Hydriotaphia, Urn Burial
Hydriotaphia, Urn Burial, or a Discourse of the Sepulchral Urns lately found in Norfolk, is a work by Sir Thomas Browne, published in 1658 as the first part of a two-part work that concludes with The Garden of Cyrus.
Its nominal subject was the discovery of a Roman[1] urn burial in Norfolk. The discovery of these remains prompts Browne to deliver, first, a description of the antiquities found, and then a survey of most of the burial and funerary customs, ancient and current, of which his era was aware.
The most famous part of the work, though, is the fifth chapter, where Browne turns to discuss man's struggles with mortality, and the uncertainty of his fate and fame in this world and the next, to produce an extended funerary meditation tinged with melancholia.
George Saintsbury called it "the longest piece, perhaps, of absolutely sublime rhetoric to be found in the prose literature of the world," The following is a sample of the text. Browne rhetorically asks:
- What Song the Syrens sang, or what name Achilles assumed when he hid himself among women, though puzzling Questions are not beyond all conjecture. What time the persons of these Ossuaries entered the famous Nations of the dead, and slept with Princes and Counsellours, might admit a wide solution. But who were the proprietaries of these bones, or what bodies these ashes made up, were a question above Antiquarism.
Influence
The Urn Burial has been admired by Charles Lamb, Samuel Johnson, John Cowper Powys, James Joyce, Jorge Luis Borges, and Ralph Waldo Emerson, who said of it that it "smells in every word of the sepulchre."[2] The text is also featured in a meditation on the nature of melancholy in W.G. Sebald's novel The Rings of Saturn.[citation needed]
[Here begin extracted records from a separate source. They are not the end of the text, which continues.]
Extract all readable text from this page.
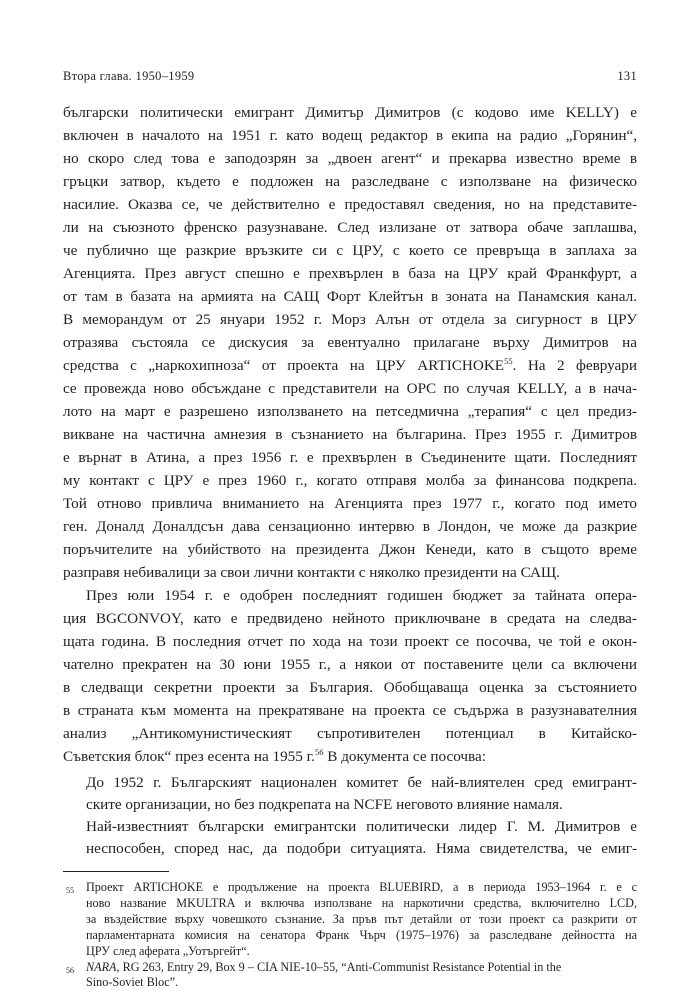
Втора глава. 1950–1959	131
български политически емигрант Димитър Димитров (с кодово име KELLY) е
включен в началото на 1951 г. като водещ редактор в екипа на радио „Горянин“,
но скоро след това е заподозрян за „двоен агент“ и прекарва известно време в
гръцки затвор, където е подложен на разследване с използване на физическо
насилие. Оказва се, че действително е предоставял сведения, но на представите-
ли на съюзното френско разузнаване. След излизане от затвора обаче заплашва,
че публично ще разкрие връзките си с ЦРУ, с което се превръща в заплаха за
Агенцията. През август спешно е прехвърлен в база на ЦРУ край Франкфурт, а
от там в базата на армията на САЩ Форт Клейтън в зоната на Панамския канал.
В меморандум от 25 януари 1952 г. Морз Алън от отдела за сигурност в ЦРУ
отразява състояла се дискусия за евентуално прилагане върху Димитров на
средства с „наркохипноза“ от проекта на ЦРУ ARTICHOKE$^{55}$. На 2 февруари
се провежда ново обсъждане с представители на OPC по случая KELLY, а в нача-
лото на март е разрешено използването на петседмична „терапия“ с цел предиз-
викване на частична амнезия в съзнанието на българина. През 1955 г. Димитров
е върнат в Атина, а през 1956 г. е прехвърлен в Съединените щати. Последният
му контакт с ЦРУ е през 1960 г., когато отправя молба за финансова подкрепа.
Той отново привлича вниманието на Агенцията през 1977 г., когато под името
ген. Доналд Доналдсън дава сензационно интервю в Лондон, че може да разкрие
поръчителите на убийството на президента Джон Кенеди, като в същото време
разправя небивалици за свои лични контакти с няколко президенти на САЩ.
През юли 1954 г. е одобрен последният годишен бюджет за тайната опера-
ция BGCONVOY, като е предвидено нейното приключване в средата на следва-
щата година. В последния отчет по хода на този проект се посочва, че той е окон-
чателно прекратен на 30 юни 1955 г., а някои от поставените цели са включени
в следващи секретни проекти за България. Обобщаваща оценка за състоянието
в страната към момента на прекратяване на проекта се съдържа в разузнавателния
анализ „Антикомунистическият съпротивителен потенциал в Китайско-
Съветския блок“ през есента на 1955 г.$^{56}$ В документа се посочва:
До 1952 г. Българският национален комитет бе най-влиятелен сред емигрант-
ските организации, но без подкрепата на NCFE неговото влияние намаля.
Най-известният български емигрантски политически лидер Г. М. Димитров е
неспособен, според нас, да подобри ситуацията. Няма свидетелства, че емиг-
55 Проект ARTICHOKE е продължение на проекта BLUEBIRD, а в периода 1953–1964 г. е с
ново название MKULTRA и включва използване на наркотични средства, включително LCD,
за въздействие върху човешкото съзнание. За пръв път детайли от този проект са разкрити от
парламентарната комисия на сенатора Франк Чърч (1975–1976) за разследване дейността на
ЦРУ след аферата „Уотъргейт“.
56 NARA, RG 263, Entry 29, Box 9 – CIA NIE-10–55, “Anti-Communist Resistance Potential in the
Sino-Soviet Bloc”.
Some sentences of the 5th chapter were cited by Edgar Allan Poe at the beginning of The Murders in the Rue Morgue: "What Song the Syrens sang, or what name Achilles assumed when he hid himself among women, though puzzling Questions are not beyond all conjecture."
English composer William Alwyn wrote his Symphony No. 5, subtitled Hydriotaphia, in homage to its rhythmic prose and imagery.